Vlasov equation, Maxwell distribution I have the Maxwellian distribution:
$$f(v)=n\left(\frac{m}{2\pi kT}\right)^{\frac{3}{2}}\exp\left(-\frac{mv^2}{2kT}\right)$$
I have to show that it is a solution to the Vlasov equation:
$$\frac{\partial f}{\partial t}+\vec{v}
\cdot \text{grad}(f)+\frac{q\vec{E}}{m}\cdot \text{grad}_v(f)=0$$
Since $f(v)$ depends on the velocity $v$ only, I assume that the first two terms are $0$. However, when I differentiate over $v$, I get something which is not $0$. So, am I on the right path? If not, any idea what can be done? 
 A: when you put the Maxwell equation in the vlasov equation, you calculate the averages and that is how the terms
$\left\langle \frac{\partial f}{\partial t}\right\rangle =0 $ since the distribution is not dependent on time and 
$\left\langle v.\nabla f\right\rangle =0$ because distribution is uniform on an average.

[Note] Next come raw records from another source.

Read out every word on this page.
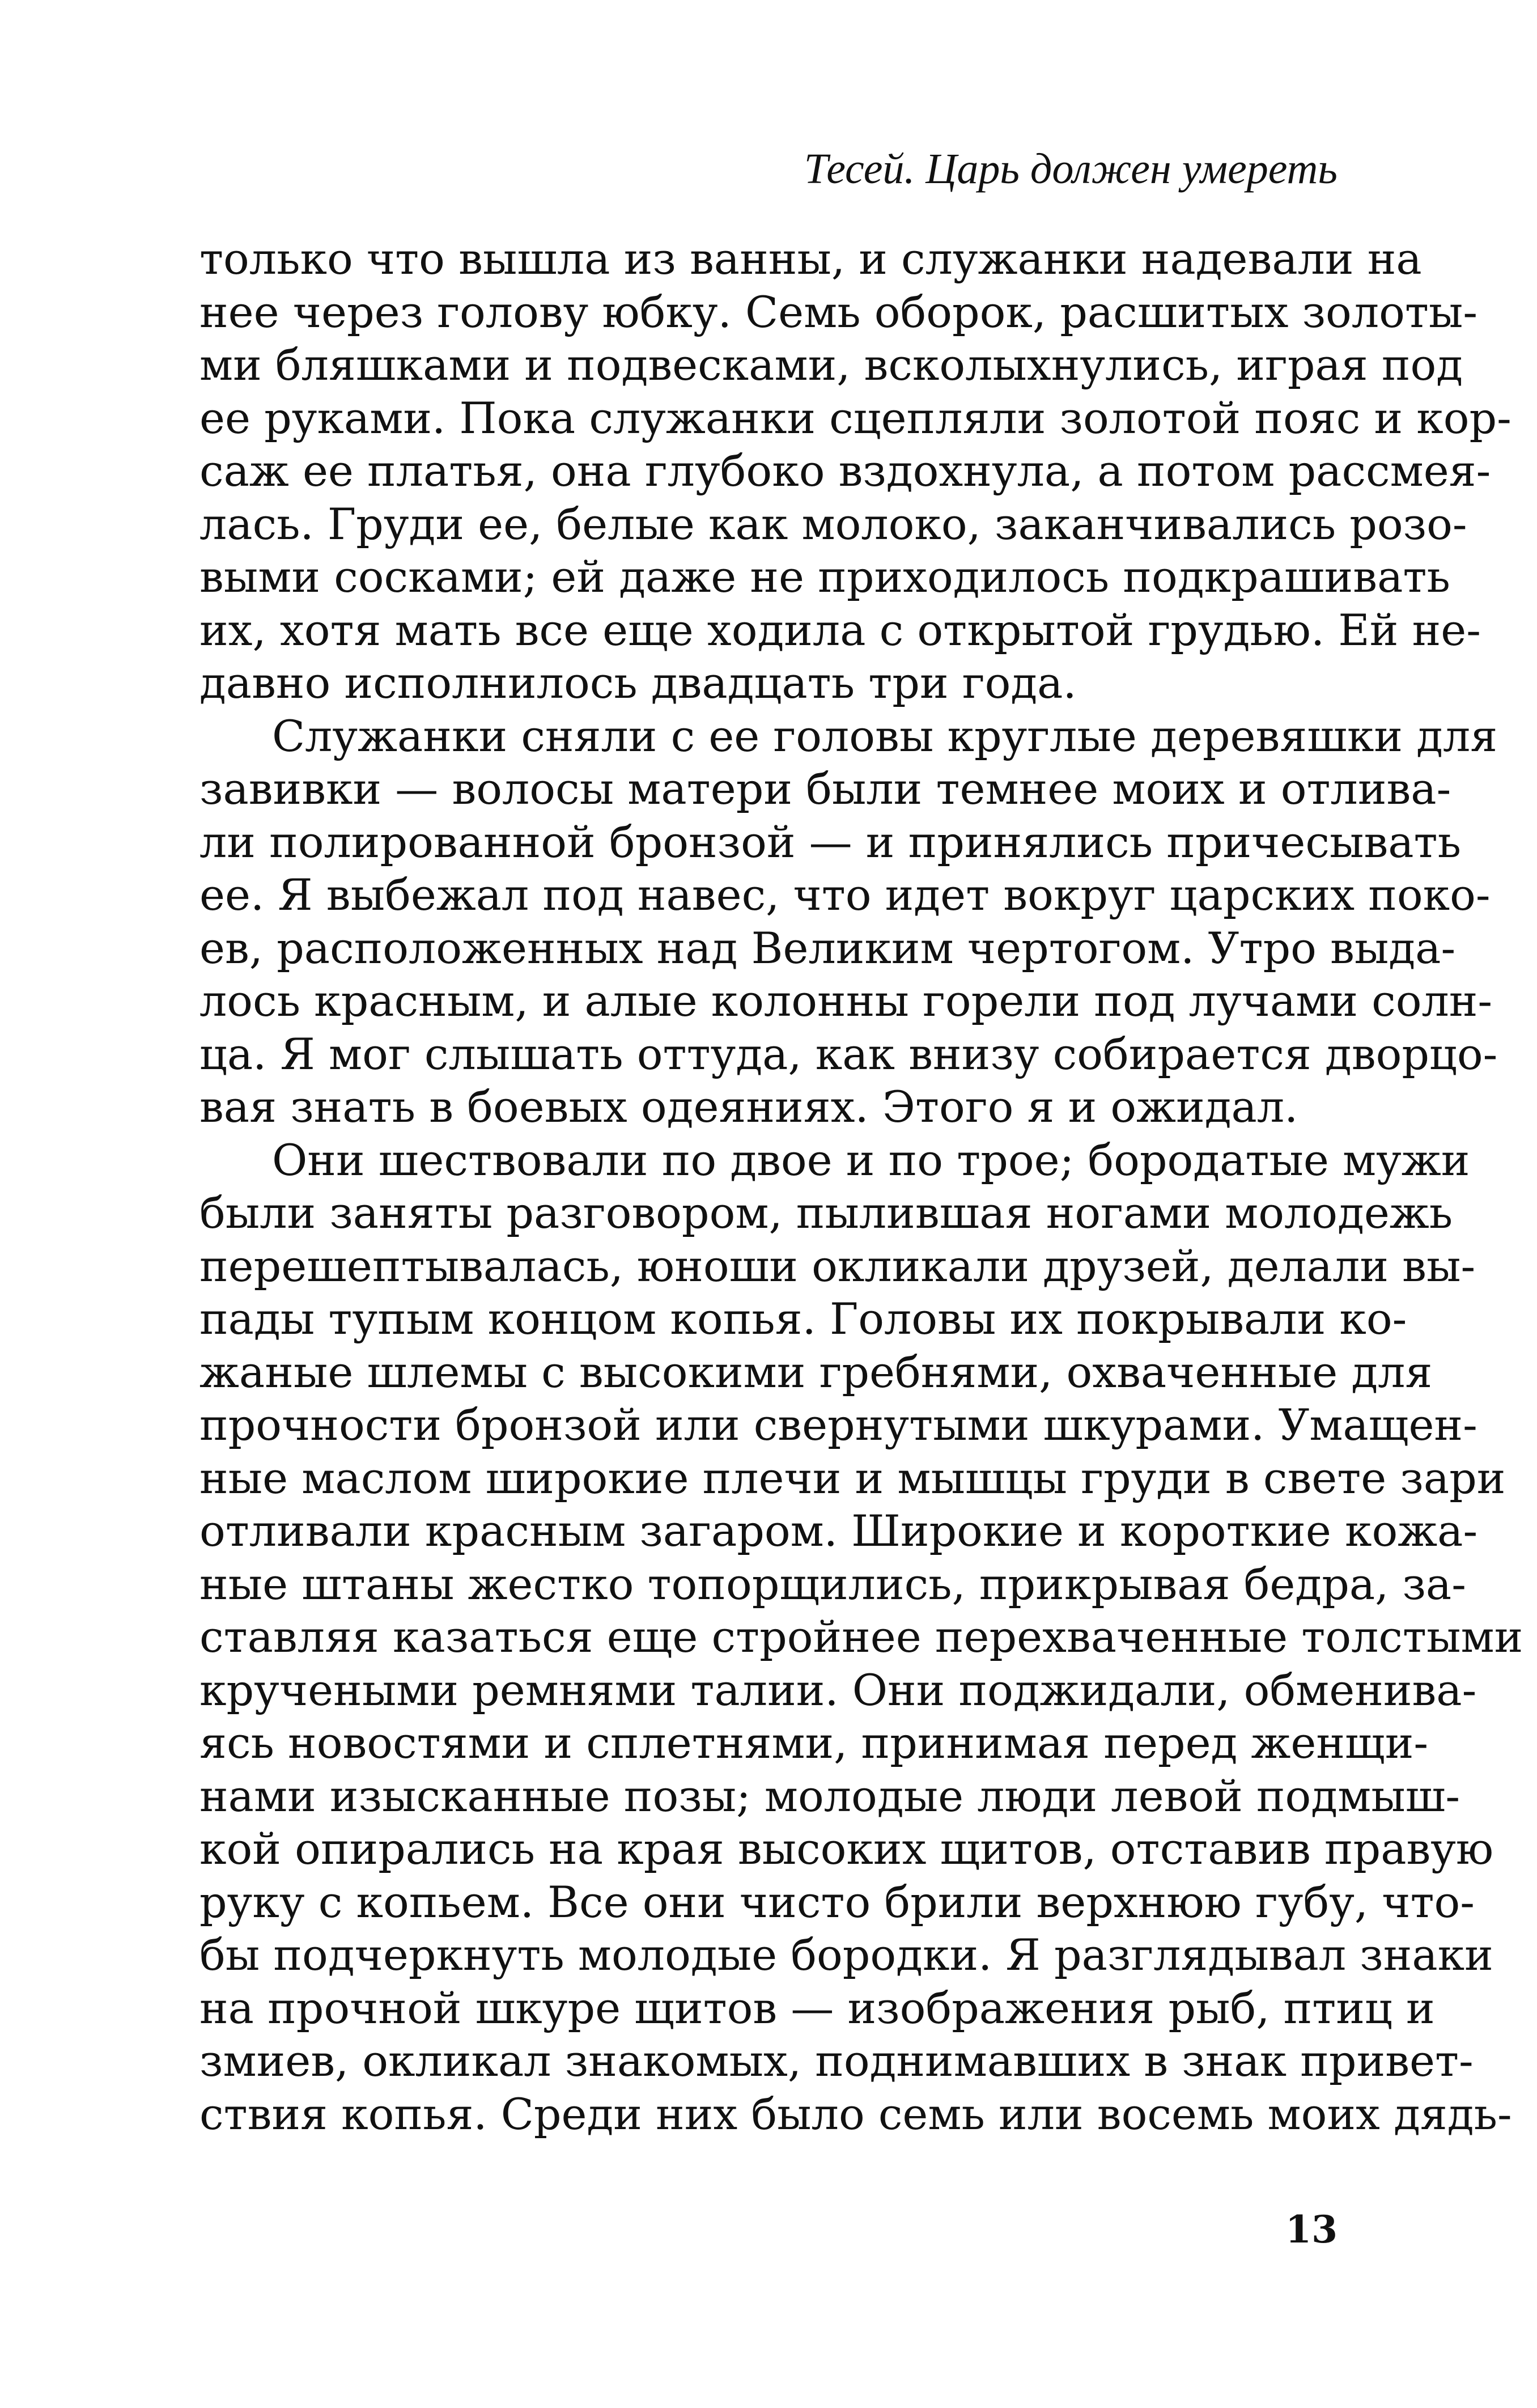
Тесей. Царь должен умереть
только что вышла из ванны, и служанки надевали на
нее через голову юбку. Семь оборок, расшитых золоты-
ми бляшками и подвесками, всколыхнулись, играя под
ее руками. Пока служанки сцепляли золотой пояс и кор-
саж ее платья, она глубоко вздохнула, а потом рассмея-
лась. Груди ее, белые как молоко, заканчивались розо-
выми сосками; ей даже не приходилось подкрашивать
их, хотя мать все еще ходила с открытой грудью. Ей не-
давно исполнилось двадцать три года.
Служанки сняли с ее головы круглые деревяшки для
завивки — волосы матери были темнее моих и отлива-
ли полированной бронзой — и принялись причесывать
ее. Я выбежал под навес, что идет вокруг царских поко-
ев, расположенных над Великим чертогом. Утро выда-
лось красным, и алые колонны горели под лучами солн-
ца. Я мог слышать оттуда, как внизу собирается дворцо-
вая знать в боевых одеяниях. Этого я и ожидал.
Они шествовали по двое и по трое; бородатые мужи
были заняты разговором, пылившая ногами молодежь
перешептывалась, юноши окликали друзей, делали вы-
пады тупым концом копья. Головы их покрывали ко-
жаные шлемы с высокими гребнями, охваченные для
прочности бронзой или свернутыми шкурами. Умащен-
ные маслом широкие плечи и мышцы груди в свете зари
отливали красным загаром. Широкие и короткие кожа-
ные штаны жестко топорщились, прикрывая бедра, за-
ставляя казаться еще стройнее перехваченные толстыми
кручеными ремнями талии. Они поджидали, обменива-
ясь новостями и сплетнями, принимая перед женщи-
нами изысканные позы; молодые люди левой подмыш-
кой опирались на края высоких щитов, отставив правую
руку с копьем. Все они чисто брили верхнюю губу, что-
бы подчеркнуть молодые бородки. Я разглядывал знаки
на прочной шкуре щитов — изображения рыб, птиц и
змиев, окликал знакомых, поднимавших в знак привет-
ствия копья. Среди них было семь или восемь моих дядь-
13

similarly if you differentiate the third term you will get the term 
$\left\langle E.v\right\rangle$ which will equate to zero since on the average velocity in the distribution do not change 
I think this will help
EDIT:
Regarding your comment that exponent also contain the electrostatic potential $\phi$. I would like to add that the exponential term containing the potential will look like
$n=n(0)\exp\left(\frac{e\phi}{kT}\right)$.
This term is independent of velocity hence the velocity derivative will vanish. Also if the system is in equilibrium the total number of charge particles will be constant which leads to 
$$\left\langle\frac{\partial n}{\partial t}+v.\frac{\partial n}{\partial x}\right\rangle=\left\langle\frac{\partial n}{\partial t}+\frac{\partial n.v}{\partial x}\right\rangle=0$$
which is just the conservation of charge i.e. number of particles changing within volume $dv$ will be equal to the current flowing through the enclosed surfaces.
A: A property of the Vlasov equation is that any distribution that is only a function of constants of motion is its solution. So if the velocity of the case you present is not a function of time, the distribution would trivially be a solution of Vlasov.
A: df/dt is 0 for stationary condition.
but that distribution function is for molecules. Without any charge or potential. However, in your third term you have dependence on intensity and charge, therefore, I suppose, your MB equation should have term for some potential in exponent. Electric or electrostatic. In case of electrostatic, then df/dt = 0.
maxwell-boltzmann is distribution function, v doesn't depend on the position. it just says what is the probability at given temperature that your particle will have certain speed.